WavebreakmediaMicro - Fotolia
Perimeterless security --sometimes referred to as borderless security --is one of the hottest topics in the security market. Everyone seems to be in favor of it, but the concept as it is being discussed is one of the most dangerous security practices we've had in decades. If you're planning for a perimeterless security approach, you need to understand the danger.
The basic problem with a perimeterless security model is that it's hard to define a policy by saying something is missing. You have to look at what's there instead. The implication of perimeterless security, however, is that employees and BYOD combine with the cloud to erase the notion of the need for data centers, repositories and core applications. Not true.
The changes touted by proponents of a borderless future add up to what could be called workflow security. The idea is that, because work now moves among mobile workers who could be anywhere and applications that could be hosted anywhere, no place can be identified as the border. Also not true.
There's a border between things that must be secured and things that could threaten them, just as there has always been. It's just that, in a virtual world, the border itself is virtual.
We all know virtualization substitutes an abstract resource for a real one. That substitution model also works for users. A mobile user is effectively accessing a virtual on-ramp to a business application or database, using the public internet to provide the connection. If the same virtual substitution model applies to users and resources, then the borderless security challenge can be managed by a common set of practices and tools.
How to secure APIs
Let's start on the resource side where virtualization is best understood. Because the real machine could be anywhere, it's hard to apply the traditional security model that would be located at the border of the data center. Instead, you have to secure the abstraction of the real machine. All virtualization depends on APIs referenced by applications and users for processing or obtaining information. The security border isn't lost; it's simply drawn at the APIs.
API security is a two-step process. First, you have to secure access to the API itself to prevent unauthorized use of the service, application or information resource it represents. Second, you have to secure the connection between the API and the resource itself. Keeping the API-to-resource connection within a private subnetwork that permits only specific connections is the solution to the second part. The techniques for this are widely understood, as they are subsets of the old border security model.
To secure the API connection, the following three methods can be used individually or in combination with each other:
- Connection security. Whatever information and processes might be available, they are available through the network. If the network had the identity of every user, every resource and a map of what connections were permitted, then a major security loophole would be closed. APIs protected by network connection control can be hacked only by someone with proper credentials, and the security tool can journal all access to permit forensic examination of intrusions. Some software-defined WAN products offer this kind of zero-trust connection security and other mechanisms, such as firewalls and access control policies, that can add it to other types of networks.

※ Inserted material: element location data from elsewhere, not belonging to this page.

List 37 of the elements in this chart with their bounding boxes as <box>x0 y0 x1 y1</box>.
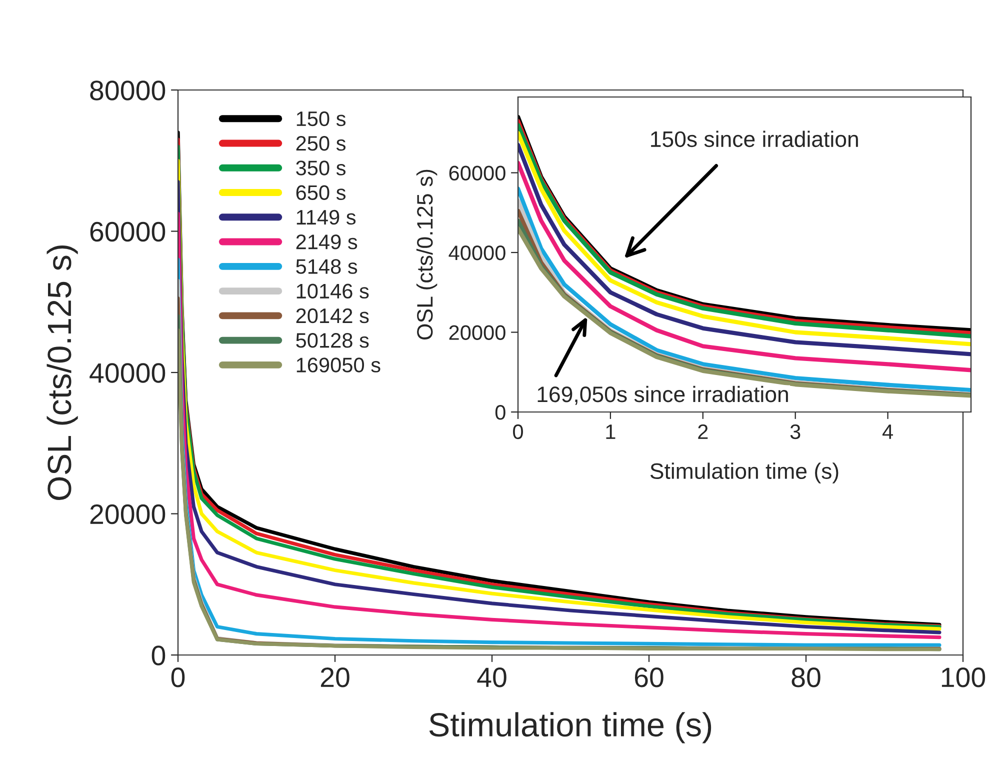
legend-label: 10146 s <box>296 284 369 299</box>
x-axis-title: Stimulation time (s) <box>650 462 838 484</box>
y-axis-title: OSL (cts/0.125 s) <box>46 246 78 500</box>
y-tick-label: 0 <box>152 646 166 666</box>
y-tick-label: 0 <box>495 405 506 420</box>
x-tick-label: 0 <box>171 668 185 688</box>
legend-label: 350 s <box>296 160 346 176</box>
x-tick-label: 3 <box>790 424 800 440</box>
x-tick-label: 40 <box>477 668 506 688</box>
y-tick-label: 40000 <box>90 363 166 383</box>
y-tick-label: 40000 <box>448 246 506 260</box>
y-axis-title: OSL (cts/0.125 s) <box>416 170 438 340</box>
x-axis-title: Stimulation time (s) <box>429 712 712 744</box>
legend-label: 5148 s <box>296 259 358 274</box>
legend-label: 169050 s <box>296 358 380 372</box>
legend-label: 20142 s <box>296 308 369 324</box>
annotation: 150s since irradiation <box>651 130 858 148</box>
x-tick-label: 60 <box>634 668 664 688</box>
x-tick-label: 100 <box>942 668 986 688</box>
y-tick-label: 80000 <box>90 80 166 100</box>
x-tick-label: 1 <box>606 424 616 439</box>
y-tick-label: 60000 <box>90 222 166 242</box>
annotation: 169,050s since irradiation <box>538 386 788 405</box>
x-tick-label: 2 <box>698 424 708 439</box>
x-tick-label: 0 <box>513 424 523 440</box>
x-tick-label: 4 <box>882 424 893 439</box>
y-tick-label: 20000 <box>449 325 506 340</box>
legend-label: 650 s <box>296 185 346 200</box>
legend-label: 50128 s <box>296 333 369 348</box>
legend-label: 2149 s <box>296 234 358 250</box>
legend-label: 250 s <box>296 136 346 151</box>
x-tick-label: 80 <box>792 668 820 688</box>
legend-label: 1149 s <box>296 210 356 225</box>
y-tick-label: 60000 <box>449 166 506 181</box>
legend-label: 150 s <box>296 111 346 126</box>
y-tick-label: 20000 <box>90 504 166 524</box>
x-tick-label: 20 <box>320 668 350 688</box>
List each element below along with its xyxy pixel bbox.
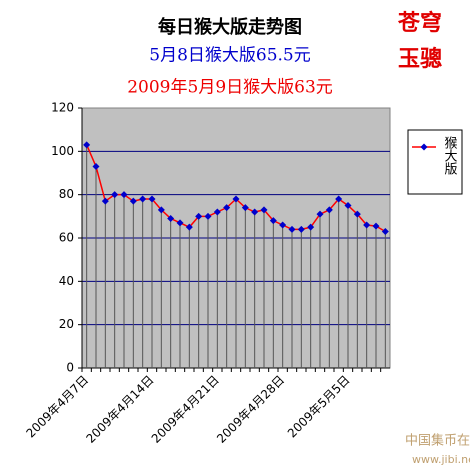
- logo: 玉骢: [398, 46, 442, 72]
- x-tick-label: 2009年4月14日: [83, 373, 156, 446]
- y-tick-label: 100: [51, 144, 74, 158]
- marker: [195, 212, 203, 220]
- marker: [288, 225, 296, 233]
- y-tick-label: 80: [59, 187, 74, 201]
- marker: [157, 206, 165, 214]
- marker: [213, 208, 221, 216]
- marker: [139, 195, 147, 203]
- legend-label: 猴大版: [442, 136, 458, 176]
- marker: [297, 225, 305, 233]
- marker: [241, 204, 249, 212]
- marker: [185, 223, 193, 231]
- x-tick-label: 2009年4月28日: [214, 373, 287, 446]
- marker: [353, 210, 361, 218]
- marker: [129, 197, 137, 205]
- y-tick-label: 20: [59, 317, 74, 331]
- marker: [83, 141, 91, 149]
- y-tick-label: 40: [59, 274, 74, 288]
- marker: [325, 206, 333, 214]
- logo: 苍穹: [397, 10, 442, 36]
- legend-box: [407, 129, 463, 195]
- marker: [344, 202, 352, 209]
- y-tick-label: 120: [51, 101, 74, 115]
- watermark-url: www.jibi.net: [412, 453, 470, 466]
- marker: [279, 221, 287, 229]
- marker: [111, 191, 119, 199]
- chart-title: 每日猴大版走势图: [158, 16, 302, 38]
- marker: [92, 163, 100, 170]
- marker: [120, 191, 128, 199]
- marker: [363, 221, 371, 229]
- marker: [148, 195, 156, 203]
- marker: [251, 208, 259, 216]
- x-tick-label: 2009年4月7日: [24, 373, 92, 441]
- subtitle: 5月8日猴大版65.5元: [149, 46, 310, 66]
- marker: [372, 222, 380, 230]
- marker: [176, 219, 184, 227]
- marker: [307, 223, 315, 231]
- legend-marker: [420, 143, 428, 151]
- marker: [167, 215, 175, 222]
- marker: [232, 195, 240, 203]
- marker: [269, 217, 277, 225]
- y-tick-label: 0: [66, 361, 74, 375]
- watermark: 中国集币在线: [405, 433, 470, 449]
- subtitle-2: 2009年5月9日猴大版63元: [127, 78, 333, 98]
- marker: [260, 206, 268, 214]
- marker: [223, 204, 231, 212]
- x-tick-label: 2009年4月21日: [149, 373, 222, 446]
- marker: [101, 197, 109, 205]
- x-tick-label: 2009年5月5日: [285, 373, 353, 441]
- marker: [316, 210, 324, 218]
- marker: [204, 212, 212, 220]
- y-tick-label: 60: [59, 231, 74, 245]
- marker: [381, 228, 389, 235]
- marker: [335, 195, 343, 203]
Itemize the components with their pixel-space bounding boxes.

- End-to-end encryption. If all traffic to a given API requires a security or encryption key and if key distribution is strictly controlled, access to the API is protected. Secure key distribution isn't a complete security barrier if the distribution process is flawed, but there's an ample library of best practices for users to draw on here. Encryption also prevents security faults arising from the interception of access credentials or the direct interception of sensitive material.
- API and service discovery security. The newest and most promising tool is API and service discovery security. An API is typically a service gateway, a means of accessing a process or resource. Since the API itself is the portal to resources, applying security measures to its accessibility secures the virtual border. In modern software, the concept of late or dynamic binding of users to resources is increasingly accepted. This concept requires an API or service be discovered, meaning access to it is obtained from a registry. If that registry access is secure, the API or service is secure and so is the border it creates.
Virtual borders are still borders
Most of the debate on high-level security architectures has come out of the cloud, specifically out of hybrid cloud. A typical hybrid cloud model divides applications into a front-end portion that performs largely presentation functions and a back end that actually handles the transaction processing. The cloud also encourages enterprises to enable components of both the front- and back-end processes to scale across the cloud boundary as conditions mandate. This shift has created the notion of perimeterless security, but what we really have is a virtual border.
Work passes between the cloud and transactional APIs that form the logical, virtual on-ramp to the real business applications, where access to processes and data must be secured. The geographic location of these APIs may shift, but they were and are the essential security border. We can secure them by securing the workflows at the connection level and through encryption, and we can secure the APIs themselves. Those are the same options we've had all along; it's just the mechanism of exercise that's changing.
To fail to recognize a border where security requirements change is to ignore the reality of workflows, hybrid cloud and scalable applications. Perhaps the border or perimeter analogy has misled us; it confined security thinking to facility boundaries at the moment enterprises were launching virtualization commitments that erased those boundaries. Don't let terminology contaminate your security plans. You'll always have borders.